The five major gyres of the world’s oceans. Note the upper two (northern hemisphere) rotate clockwise, and the three in southern hemisphere rotate counter-clockwise. Also note that in the Indian Ocean (far left) the gyre would bring a sailing ship from the west to the east, as in the lower Pacific Ocean, and the Atlantic, not west to east across the middle area of the Pacific as Hearland and Great Lakes Theorists claim
The surface of the world's oceans is not flat. In fact it bulges enough at the equator that gravity can pull water downhill. Another source of gravity comes from outside the Earth. The sun, and to a lesser extent the moon, influence tidal currents. These bodies exert enough of a gravitational pull to draw water slightly towards them, causing tides. These are strongest when the sun and moon are aligned relative to the Earth, and pulling the same way.
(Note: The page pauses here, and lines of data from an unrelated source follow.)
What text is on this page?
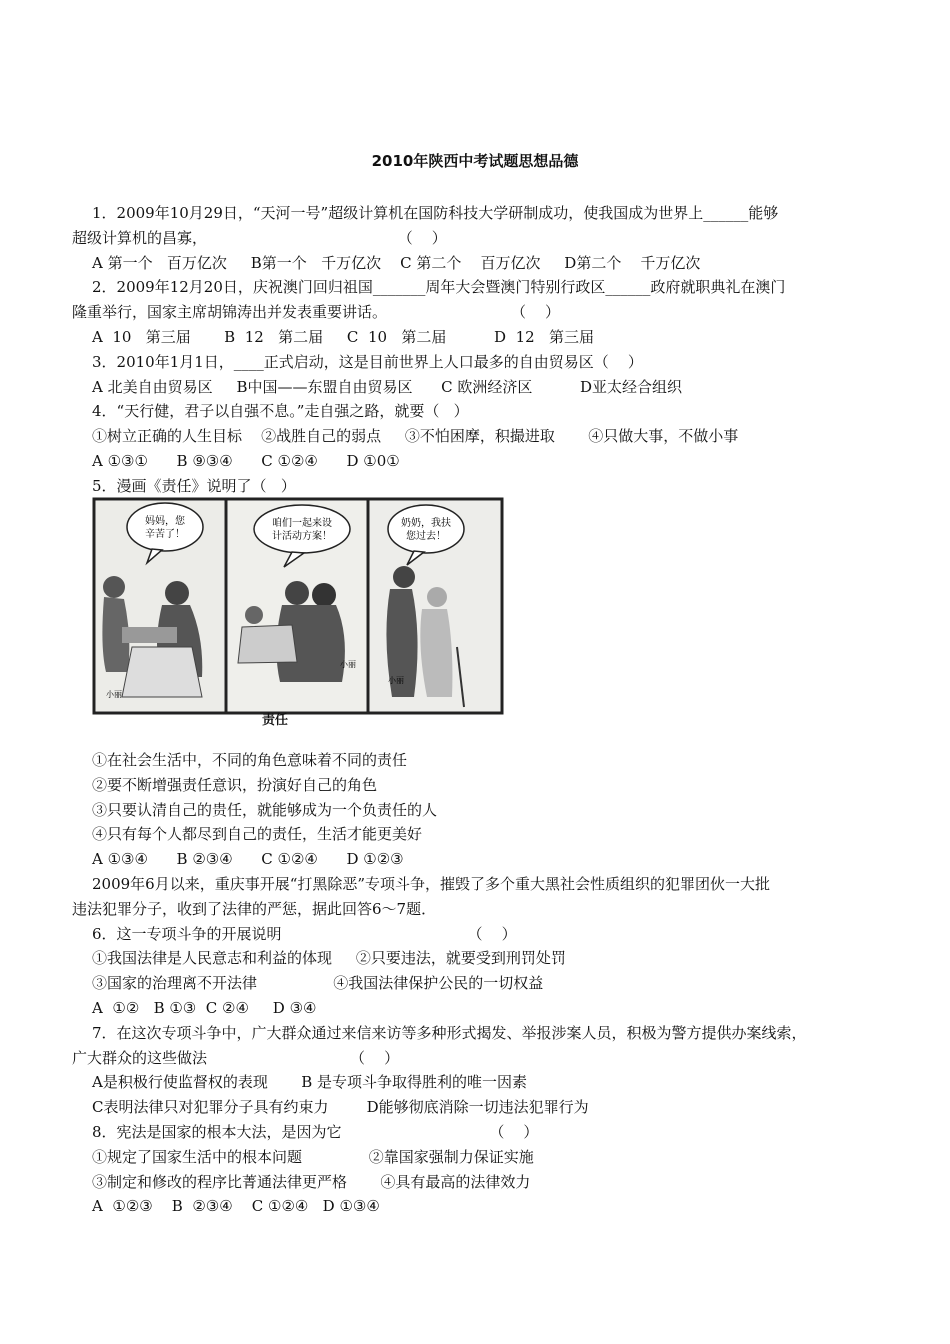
2010年陕西中考试题思想品德
1．2009年10月29日，“天河一号”超级计算机在国防科技大学研制成功，使我国成为世界上______能够
超级计算机的昌寡，                                        （    ）
A 第一个   百万亿次     B第一个   千万亿次    C 第二个    百万亿次     D第二个    千万亿次
2．2009年12月20日，庆祝澳门回归祖国_______周年大会暨澳门特别行政区______政府就职典礼在澳门
隆重举行，国家主席胡锦涛出并发表重要讲话。                          （    ）
A  10   第三届       B  12   第二届     C  10   第二届          D  12   第三届
3．2010年1月1日，____正式启动，这是目前世界上人口最多的自由贸易区（    ）
A 北美自由贸易区     B中国——东盟自由贸易区      C 欧洲经济区          D亚太经合组织
4．“天行健，君子以自强不息。”走自强之路，就要（   ）
①树立正确的人生目标    ②战胜自己的弱点     ③不怕困摩，积撮进取       ④只做大事，不做小事
A ①③①      B ⑨③④      C ①②④      D ①0①
5．漫画《责任》说明了（   ）
妈妈，您
辛苦了！
小丽
咱们一起来设
计活动方案！
小丽
奶奶，我扶
您过去！
小丽
责任
①在社会生活中，不同的角色意味着不同的责任
②要不断增强责任意识，扮演好自己的角色
③只要认清自己的贵任，就能够成为一个负责任的人
④只有每个人都尽到自己的责任，生活才能更美好
A ①③④      B ②③④      C ①②④      D ①②③
2009年6月以来，重庆事开展“打黑除恶”专项斗争，摧毁了多个重大黑社会性质组织的犯罪团伙一大批
违法犯罪分子，收到了法律的严惩，据此回答6～7题．
6．这一专项斗争的开展说明                                       （    ）
①我国法律是人民意志和利益的体现     ②只要违法，就要受到刑罚处罚
③国家的治理离不开法律                ④我国法律保护公民的一切权益
A  ①②   B ①③  C ②④     D ③④
7．在这次专项斗争中，广大群众通过来信来访等多种形式揭发、举报涉案人员，积极为警方提供办案线索，
广大群众的这些做法                              （    ）
A是积极行使监督权的表现       B 是专项斗争取得胜利的唯一因素
C表明法律只对犯罪分子具有约束力        D能够彻底消除一切违法犯罪行为
8．宪法是国家的根本大法，是因为它                               （    ）
①规定了国家生活中的根本问题              ②靠国家强制力保证实施
③制定和修改的程序比菁通法律更严格       ④具有最高的法律效力
A  ①②③    B  ②③④    C ①②④   D ①③④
Thus, the movement of water, called currents, are predictable and constant, and move in precise directions. Some of these winds and currents, such as the five major ones shown above, are almost impossible to breach (go against) by a weather ship dependent on these winds and currents, as Nephi’s ship in 600 B.C. To claim he went in a direction of opposition to winds and currents is simply not possible in his day.
The same is true with the Jaredite barges. They were subject to the currents that the winds pulled across the ocean, and “the Lord God caused that there should be a furious wind blow upon the face of the waters, towards the promised land; and thus they were tossed upon the waves of the sea before the wind” (Ether 6:5), that is, pulled across the ocean, and that “the wind did never cease to blow towards the promised land while they were upon the waters; and thus they were driven forth before the wind” (Ether 6:8).
(See the next post, “Another Look at the Jaredite Barges Part III – What Kind of Barges Were They?” for a better understanding of the word barge, and what it meant in 1830)

1 comment:

  1. "The sun, and to a lesser extent the moon, influence tidal currents."

    I believe you have these reversed.